Stocks ended last session higher even though the new economic data showed that weekly unemployment insurance claims far exceeded expectations. The markets have been volatile in the previous months as the countries went into lockdown due to the coronavirus pandemic.
The Dow Jones increased by 534 points before declining briefly. On the other hand, the S&P 500 and Nasdaq each hit the lowest record over the last two weeks on Wednesday. Investors’ concern about extended stay-in-place orders and widespread lockdown caused such decline.
New jobless claims doubled, reaching 6.648 million as an increasing number of businesses shut down operations. The claims’ record level underscored the negative impact the outbreak has had on the domestic economy, causing the labor market swift devastation rather than building to a peak as in prior downturns.
Coronavirus’ impact on the stocks is more severe, then analysts anticipated
Chris Rupkey, the chief financial economist for MUFG Banks, stated that analysts expected massive job losses. According to him, Washington and state governments were not prepared for the rapid spread of the coronavirus.

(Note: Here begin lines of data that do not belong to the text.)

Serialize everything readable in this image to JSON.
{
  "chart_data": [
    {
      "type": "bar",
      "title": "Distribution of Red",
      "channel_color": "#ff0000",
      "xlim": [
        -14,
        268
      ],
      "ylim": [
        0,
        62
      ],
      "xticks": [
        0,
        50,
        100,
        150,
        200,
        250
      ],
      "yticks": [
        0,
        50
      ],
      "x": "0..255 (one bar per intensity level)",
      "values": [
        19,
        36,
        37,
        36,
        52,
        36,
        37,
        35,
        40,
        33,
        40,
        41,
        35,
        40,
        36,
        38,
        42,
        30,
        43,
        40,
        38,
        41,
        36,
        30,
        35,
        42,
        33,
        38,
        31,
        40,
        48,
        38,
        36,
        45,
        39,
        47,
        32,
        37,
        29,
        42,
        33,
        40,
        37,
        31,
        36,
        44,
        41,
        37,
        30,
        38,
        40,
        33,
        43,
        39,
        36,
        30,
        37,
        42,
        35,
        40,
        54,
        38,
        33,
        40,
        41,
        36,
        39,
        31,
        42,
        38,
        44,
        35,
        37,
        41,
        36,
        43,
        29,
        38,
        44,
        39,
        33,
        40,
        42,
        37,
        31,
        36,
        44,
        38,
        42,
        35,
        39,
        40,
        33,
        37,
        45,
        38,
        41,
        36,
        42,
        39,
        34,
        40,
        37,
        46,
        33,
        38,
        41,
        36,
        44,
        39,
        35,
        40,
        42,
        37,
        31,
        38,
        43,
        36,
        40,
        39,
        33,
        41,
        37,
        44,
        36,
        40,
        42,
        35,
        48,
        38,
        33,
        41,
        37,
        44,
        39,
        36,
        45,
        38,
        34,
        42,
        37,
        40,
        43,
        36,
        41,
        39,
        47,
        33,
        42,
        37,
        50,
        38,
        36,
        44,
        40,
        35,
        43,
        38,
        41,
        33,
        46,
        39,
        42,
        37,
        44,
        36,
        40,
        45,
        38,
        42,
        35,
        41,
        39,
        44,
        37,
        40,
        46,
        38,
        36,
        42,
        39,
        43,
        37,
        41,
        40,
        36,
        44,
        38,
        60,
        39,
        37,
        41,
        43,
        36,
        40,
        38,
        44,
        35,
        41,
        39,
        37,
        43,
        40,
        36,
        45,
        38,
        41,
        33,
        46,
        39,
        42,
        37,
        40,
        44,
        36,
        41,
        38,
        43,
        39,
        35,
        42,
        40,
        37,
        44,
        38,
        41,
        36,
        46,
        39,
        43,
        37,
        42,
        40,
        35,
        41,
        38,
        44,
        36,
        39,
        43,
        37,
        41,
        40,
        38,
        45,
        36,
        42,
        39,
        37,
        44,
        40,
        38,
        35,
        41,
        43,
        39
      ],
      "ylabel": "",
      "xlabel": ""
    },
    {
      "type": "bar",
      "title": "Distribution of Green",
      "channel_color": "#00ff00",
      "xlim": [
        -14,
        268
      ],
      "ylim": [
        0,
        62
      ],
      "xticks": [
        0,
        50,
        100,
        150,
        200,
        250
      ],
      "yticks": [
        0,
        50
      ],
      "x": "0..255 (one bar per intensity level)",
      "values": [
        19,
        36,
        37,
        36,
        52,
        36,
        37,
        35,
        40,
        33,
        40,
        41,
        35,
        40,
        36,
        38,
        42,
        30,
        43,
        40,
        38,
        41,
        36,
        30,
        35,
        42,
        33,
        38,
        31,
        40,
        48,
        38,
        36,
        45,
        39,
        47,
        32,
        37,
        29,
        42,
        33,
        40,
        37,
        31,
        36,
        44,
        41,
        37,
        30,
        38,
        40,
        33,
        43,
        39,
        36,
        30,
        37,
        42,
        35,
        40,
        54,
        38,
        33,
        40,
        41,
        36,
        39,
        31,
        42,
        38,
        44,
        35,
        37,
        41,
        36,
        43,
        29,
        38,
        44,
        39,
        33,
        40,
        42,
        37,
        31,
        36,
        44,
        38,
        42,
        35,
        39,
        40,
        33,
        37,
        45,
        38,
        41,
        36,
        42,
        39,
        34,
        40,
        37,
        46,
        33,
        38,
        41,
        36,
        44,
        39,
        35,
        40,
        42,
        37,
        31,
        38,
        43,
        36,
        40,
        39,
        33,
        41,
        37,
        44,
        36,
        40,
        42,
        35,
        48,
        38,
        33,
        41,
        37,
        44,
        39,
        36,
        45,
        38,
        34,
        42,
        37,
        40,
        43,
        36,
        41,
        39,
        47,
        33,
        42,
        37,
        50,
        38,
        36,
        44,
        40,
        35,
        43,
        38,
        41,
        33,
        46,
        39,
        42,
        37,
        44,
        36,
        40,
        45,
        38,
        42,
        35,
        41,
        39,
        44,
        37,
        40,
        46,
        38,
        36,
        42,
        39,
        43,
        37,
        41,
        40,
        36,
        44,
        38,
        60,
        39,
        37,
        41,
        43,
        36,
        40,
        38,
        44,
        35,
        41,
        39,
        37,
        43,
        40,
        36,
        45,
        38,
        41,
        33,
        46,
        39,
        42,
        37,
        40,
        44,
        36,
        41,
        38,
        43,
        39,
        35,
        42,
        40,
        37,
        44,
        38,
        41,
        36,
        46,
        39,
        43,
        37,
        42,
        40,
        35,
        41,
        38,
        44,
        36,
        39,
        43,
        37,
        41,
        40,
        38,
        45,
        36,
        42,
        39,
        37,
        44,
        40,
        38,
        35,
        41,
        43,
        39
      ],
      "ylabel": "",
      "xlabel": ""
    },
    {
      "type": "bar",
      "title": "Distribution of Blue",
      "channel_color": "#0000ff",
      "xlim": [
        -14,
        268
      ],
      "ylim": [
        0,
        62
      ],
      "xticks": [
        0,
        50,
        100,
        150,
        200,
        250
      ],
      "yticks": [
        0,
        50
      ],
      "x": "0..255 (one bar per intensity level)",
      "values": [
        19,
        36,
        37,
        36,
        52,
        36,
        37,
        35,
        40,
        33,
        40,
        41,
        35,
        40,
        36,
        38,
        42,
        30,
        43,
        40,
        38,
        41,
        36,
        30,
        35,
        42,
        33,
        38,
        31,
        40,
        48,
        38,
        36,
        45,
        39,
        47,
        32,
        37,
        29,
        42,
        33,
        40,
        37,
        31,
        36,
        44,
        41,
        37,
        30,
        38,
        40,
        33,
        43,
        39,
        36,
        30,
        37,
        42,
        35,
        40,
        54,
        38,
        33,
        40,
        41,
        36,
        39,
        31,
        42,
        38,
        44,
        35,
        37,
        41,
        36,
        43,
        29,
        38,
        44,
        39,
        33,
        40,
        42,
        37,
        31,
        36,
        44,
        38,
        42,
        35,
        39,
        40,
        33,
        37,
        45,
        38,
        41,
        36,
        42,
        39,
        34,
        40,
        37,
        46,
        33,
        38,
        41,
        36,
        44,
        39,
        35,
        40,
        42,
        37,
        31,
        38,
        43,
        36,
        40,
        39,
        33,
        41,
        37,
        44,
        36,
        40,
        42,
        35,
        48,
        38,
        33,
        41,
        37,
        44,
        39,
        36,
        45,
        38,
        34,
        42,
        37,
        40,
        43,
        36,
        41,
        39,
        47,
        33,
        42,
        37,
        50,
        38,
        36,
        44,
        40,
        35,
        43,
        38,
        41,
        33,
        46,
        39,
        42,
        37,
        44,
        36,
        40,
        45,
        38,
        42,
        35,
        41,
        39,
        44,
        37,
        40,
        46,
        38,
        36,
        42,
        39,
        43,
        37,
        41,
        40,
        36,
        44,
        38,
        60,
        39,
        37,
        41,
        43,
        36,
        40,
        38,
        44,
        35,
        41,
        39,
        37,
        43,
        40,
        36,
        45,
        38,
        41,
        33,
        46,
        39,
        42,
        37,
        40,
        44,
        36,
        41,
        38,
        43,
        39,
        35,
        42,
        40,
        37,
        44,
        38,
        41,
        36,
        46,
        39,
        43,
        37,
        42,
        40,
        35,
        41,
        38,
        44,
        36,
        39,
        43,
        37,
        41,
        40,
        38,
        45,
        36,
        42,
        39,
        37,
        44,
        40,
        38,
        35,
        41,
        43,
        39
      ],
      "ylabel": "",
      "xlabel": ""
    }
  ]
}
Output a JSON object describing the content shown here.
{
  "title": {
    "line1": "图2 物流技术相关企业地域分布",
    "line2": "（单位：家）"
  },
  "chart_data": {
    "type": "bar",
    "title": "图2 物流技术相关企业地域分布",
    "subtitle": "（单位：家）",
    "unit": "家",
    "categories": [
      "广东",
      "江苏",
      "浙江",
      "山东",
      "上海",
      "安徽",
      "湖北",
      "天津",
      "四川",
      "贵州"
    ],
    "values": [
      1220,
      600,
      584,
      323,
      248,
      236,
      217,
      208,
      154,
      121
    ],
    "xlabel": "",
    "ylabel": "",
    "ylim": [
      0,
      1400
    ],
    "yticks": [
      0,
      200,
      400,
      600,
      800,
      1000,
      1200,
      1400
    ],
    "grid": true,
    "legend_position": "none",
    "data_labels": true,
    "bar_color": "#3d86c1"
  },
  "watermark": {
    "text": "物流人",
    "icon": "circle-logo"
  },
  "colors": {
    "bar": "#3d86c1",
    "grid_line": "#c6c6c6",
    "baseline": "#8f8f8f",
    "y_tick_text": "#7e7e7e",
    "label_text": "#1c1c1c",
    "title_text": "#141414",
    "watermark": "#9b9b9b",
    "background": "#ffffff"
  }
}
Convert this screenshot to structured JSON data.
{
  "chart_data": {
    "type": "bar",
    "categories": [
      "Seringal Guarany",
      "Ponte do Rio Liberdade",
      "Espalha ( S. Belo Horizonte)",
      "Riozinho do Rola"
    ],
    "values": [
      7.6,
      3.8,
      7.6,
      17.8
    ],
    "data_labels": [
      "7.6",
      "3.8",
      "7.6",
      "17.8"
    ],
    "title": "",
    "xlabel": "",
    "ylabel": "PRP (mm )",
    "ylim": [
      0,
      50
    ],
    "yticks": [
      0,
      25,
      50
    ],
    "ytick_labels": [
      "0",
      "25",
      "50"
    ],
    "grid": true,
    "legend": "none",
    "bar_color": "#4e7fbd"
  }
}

The social distancing measures, while a necessary step to prevent the virus, have weighed heavily on the economy, as well as individual businesses, many of which have had to lay off workers. Automakers Fiat Chrysler and General Motors each reported sharp first-quarter sales declines, as consumers preferred to stay at home.
However, crude oil prices surged recently, rising more than 34% at the intraday highs on Thursday. President Donald Trump stated that he expected Saudi Arabia and Russia to pare back production by millions of barrels of oil per day. According to reports, China was planning to start purchasing crude oil for its strategic reserves. That further inflated the oil’s price.
As a result, some stocks managed to edge up slightly. They finished the last session in better condition, then the analysts expected.